In this case spring jdbc template is not required the same can be achieved using jdbc as well.
UPDATE1 :
Your column types i.e
columnDataTypes
and columns names array i.e.columnNames
should be broadcasted using broadcast variable to use them in side the foreachpartition that might be root cause of the error ..org.apache.spark.SparkException: Task not serializable error
UPDATE 2 : Caused by: java.io.NotSerializableException: org.postgresql.jdbc.PgConnection some where your connection has this problem
AFAIK, user and password you are converting as string that might be from different object... but normally it looks okay with your code. re-check that.

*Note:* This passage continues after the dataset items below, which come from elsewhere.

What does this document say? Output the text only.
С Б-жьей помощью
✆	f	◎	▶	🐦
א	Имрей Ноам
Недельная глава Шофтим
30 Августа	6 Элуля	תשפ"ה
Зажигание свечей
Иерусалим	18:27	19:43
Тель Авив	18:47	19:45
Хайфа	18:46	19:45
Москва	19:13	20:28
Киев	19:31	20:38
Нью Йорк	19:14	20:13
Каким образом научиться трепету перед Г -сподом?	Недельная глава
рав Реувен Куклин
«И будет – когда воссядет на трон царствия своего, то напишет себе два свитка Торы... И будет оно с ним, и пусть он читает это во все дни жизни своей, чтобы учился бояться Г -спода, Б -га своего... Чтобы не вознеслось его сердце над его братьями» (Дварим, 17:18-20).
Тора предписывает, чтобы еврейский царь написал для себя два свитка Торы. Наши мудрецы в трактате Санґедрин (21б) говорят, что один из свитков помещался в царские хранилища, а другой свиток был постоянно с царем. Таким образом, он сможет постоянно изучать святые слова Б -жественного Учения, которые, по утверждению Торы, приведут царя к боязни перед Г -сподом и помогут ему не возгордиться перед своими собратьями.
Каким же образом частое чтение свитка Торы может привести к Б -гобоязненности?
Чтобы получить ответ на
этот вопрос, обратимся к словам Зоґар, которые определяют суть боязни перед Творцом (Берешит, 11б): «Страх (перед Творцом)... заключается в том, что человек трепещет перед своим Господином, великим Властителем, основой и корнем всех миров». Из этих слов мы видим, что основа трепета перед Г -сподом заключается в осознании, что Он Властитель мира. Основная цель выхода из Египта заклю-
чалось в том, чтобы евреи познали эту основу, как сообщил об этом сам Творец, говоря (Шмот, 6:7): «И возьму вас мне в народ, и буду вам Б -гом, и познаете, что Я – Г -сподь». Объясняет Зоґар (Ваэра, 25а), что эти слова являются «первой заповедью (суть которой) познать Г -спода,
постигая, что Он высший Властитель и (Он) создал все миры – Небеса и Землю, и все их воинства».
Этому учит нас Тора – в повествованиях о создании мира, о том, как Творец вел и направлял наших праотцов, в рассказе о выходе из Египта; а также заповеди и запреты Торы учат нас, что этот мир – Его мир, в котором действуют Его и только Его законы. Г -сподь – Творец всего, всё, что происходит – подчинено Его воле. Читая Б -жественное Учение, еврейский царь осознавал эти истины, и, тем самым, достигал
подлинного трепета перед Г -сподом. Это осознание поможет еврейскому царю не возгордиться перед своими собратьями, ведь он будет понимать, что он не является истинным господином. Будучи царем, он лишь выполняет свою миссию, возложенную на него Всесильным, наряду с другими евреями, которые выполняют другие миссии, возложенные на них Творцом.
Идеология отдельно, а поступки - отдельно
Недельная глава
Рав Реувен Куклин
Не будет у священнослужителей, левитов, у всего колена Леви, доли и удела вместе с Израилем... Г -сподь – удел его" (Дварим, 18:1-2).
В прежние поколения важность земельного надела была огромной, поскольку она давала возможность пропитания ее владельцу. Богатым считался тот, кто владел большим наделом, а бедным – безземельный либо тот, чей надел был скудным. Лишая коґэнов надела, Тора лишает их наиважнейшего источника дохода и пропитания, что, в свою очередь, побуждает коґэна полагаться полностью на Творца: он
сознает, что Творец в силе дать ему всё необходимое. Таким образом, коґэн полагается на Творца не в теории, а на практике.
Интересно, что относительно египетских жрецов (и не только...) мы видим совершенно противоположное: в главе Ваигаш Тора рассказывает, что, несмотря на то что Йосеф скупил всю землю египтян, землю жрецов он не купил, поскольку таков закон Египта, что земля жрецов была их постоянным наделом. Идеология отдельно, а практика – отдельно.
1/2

As per Spark docs you can declare url along with user and password like this as well. try it.
JDBC To Other Databases - The JDBC URL to connect to. The source-specific connection properties may be specified in the URL. e.g.,
jdbc:postgresql://localhost/test?user=fred&password=secret
UPDATE 3 : Reason for null pointer exception is straight forward. if you are operating on null then it will lead to null pointer exception
For example:
row.getString(8).replaceAll("\\000", "")
if row.getString(8)
is null and you are applying replaceAll
then
this is null pointer exception. you have to check whether row.getString(8)
is not null and then you have to apply the function replaceAll
..
Best way to avoid null pointers are using scala Option.
Another observation is use scala for each loop rather than java traditional loop.
NOTE : PLEASE ASK SEPARATE QUESTION FOR EACH REQUIREMENT. DON'T MIX INCREMENTALLY. IT WILL CONFUSE OTHERS.